I believe that there is only one way for Scotland to be at ease with itself. We must return to the verities that made us great. If we want to prosper, we are going to have to work for it, as our forefathers did.

“Scots are not afraid of hard work. And we know in our guts that if something is too good to be true, it almost certainly is. The something-for-nothing society is over. Nobody who is able to work should be allowed by choice to live off the rest of us without contributing.

“To those who would claim that I am offering a miserable vision of the future I say this: we’ve had a lucky escape. If Labour, the SNP and the Liberal Democrats had had their way, Britain would have joined the euro ten years ago and Scotland would now be the grip of an unparalleled crisis. If David Cameron had not become Prime Minister and formed a government pledging to live within its means, the markets would have inflicted the same fate on us as is befalling Italy and Spain. If Alex Salmond had succeeded in tearing Scotland out of the UK, our economy would have been buffeted and destabilised just as the economies of so many other small nations have been.

“My vision for Scotland is a positive one. We are a resourceful people, responsible for many of the world’s greatest inventions. Our ingenuity and endurance has built business empires and spread commerce across the globe. Decades of socialism have dampened our natural capacity for enterprise and hard work but the flame still burns. We can rise again if we learn from recent events and decide that we are determined to make Scotland work.
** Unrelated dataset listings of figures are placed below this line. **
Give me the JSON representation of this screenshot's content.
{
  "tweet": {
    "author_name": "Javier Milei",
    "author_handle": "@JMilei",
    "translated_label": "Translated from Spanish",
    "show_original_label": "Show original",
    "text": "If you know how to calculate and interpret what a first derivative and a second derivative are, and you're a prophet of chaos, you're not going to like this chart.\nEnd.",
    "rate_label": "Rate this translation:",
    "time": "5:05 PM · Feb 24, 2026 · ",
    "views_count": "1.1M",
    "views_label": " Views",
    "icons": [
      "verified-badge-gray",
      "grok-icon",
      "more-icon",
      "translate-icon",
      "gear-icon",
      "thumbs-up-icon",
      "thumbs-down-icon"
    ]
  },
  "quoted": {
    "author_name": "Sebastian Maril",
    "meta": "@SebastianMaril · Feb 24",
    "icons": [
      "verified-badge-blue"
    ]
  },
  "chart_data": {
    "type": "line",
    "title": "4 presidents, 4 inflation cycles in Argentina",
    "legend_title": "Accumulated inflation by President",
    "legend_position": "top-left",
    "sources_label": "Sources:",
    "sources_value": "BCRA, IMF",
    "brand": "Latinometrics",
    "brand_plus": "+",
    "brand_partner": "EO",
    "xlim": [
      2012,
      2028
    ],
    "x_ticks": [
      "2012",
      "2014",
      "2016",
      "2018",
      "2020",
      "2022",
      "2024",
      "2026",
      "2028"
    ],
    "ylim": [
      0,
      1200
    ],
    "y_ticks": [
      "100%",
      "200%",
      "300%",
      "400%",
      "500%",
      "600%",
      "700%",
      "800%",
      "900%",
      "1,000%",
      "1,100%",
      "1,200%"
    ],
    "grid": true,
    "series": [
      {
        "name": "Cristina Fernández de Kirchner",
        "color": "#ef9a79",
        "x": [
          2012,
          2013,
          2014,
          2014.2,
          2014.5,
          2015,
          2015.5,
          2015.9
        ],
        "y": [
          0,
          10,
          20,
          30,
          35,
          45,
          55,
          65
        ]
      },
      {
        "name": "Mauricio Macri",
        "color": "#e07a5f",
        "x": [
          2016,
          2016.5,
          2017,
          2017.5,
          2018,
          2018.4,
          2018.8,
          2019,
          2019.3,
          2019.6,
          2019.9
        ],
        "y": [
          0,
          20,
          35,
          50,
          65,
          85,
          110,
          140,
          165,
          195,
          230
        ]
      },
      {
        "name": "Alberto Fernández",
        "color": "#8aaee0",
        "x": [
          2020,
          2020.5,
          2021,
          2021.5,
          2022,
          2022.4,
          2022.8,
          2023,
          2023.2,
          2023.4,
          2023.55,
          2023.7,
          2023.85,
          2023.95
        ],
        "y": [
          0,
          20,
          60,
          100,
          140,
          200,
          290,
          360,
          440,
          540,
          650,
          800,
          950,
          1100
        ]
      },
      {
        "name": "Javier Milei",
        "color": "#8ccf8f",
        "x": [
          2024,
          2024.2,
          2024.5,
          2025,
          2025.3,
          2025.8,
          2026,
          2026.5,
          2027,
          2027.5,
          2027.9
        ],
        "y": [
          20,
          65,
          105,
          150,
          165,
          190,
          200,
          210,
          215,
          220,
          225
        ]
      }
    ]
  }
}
“We can build our country and make it the best that it can be; but to do that we must embrace a rebalancing of the economy between the public and private sectors. We must encourage business growth and teach enterprise in our schools. We must teach our children to reach for the stars and support them with a rigorous education system. We must cut red tape, encourage our entrepreneurs and build a country with the confidence to try and sometimes fail – knowing that the shame is not in falling short, but in not trying at all.

“Our public services are essential to the quality of life of our nation. But our private businesses are essential to our quality of opportunity – the opportunities of individuals, their aspirations and earnings but also the opportunities of government to properly fund those public services in a demographically challenging future.

“As Scots We can have pride in who we are and optimism in what we can be. Ours is a great nation with an even greater future. We can be all that we aspire to be if we are true to our values.

“Scotland can be the envy of the world – but we must work to make it so.”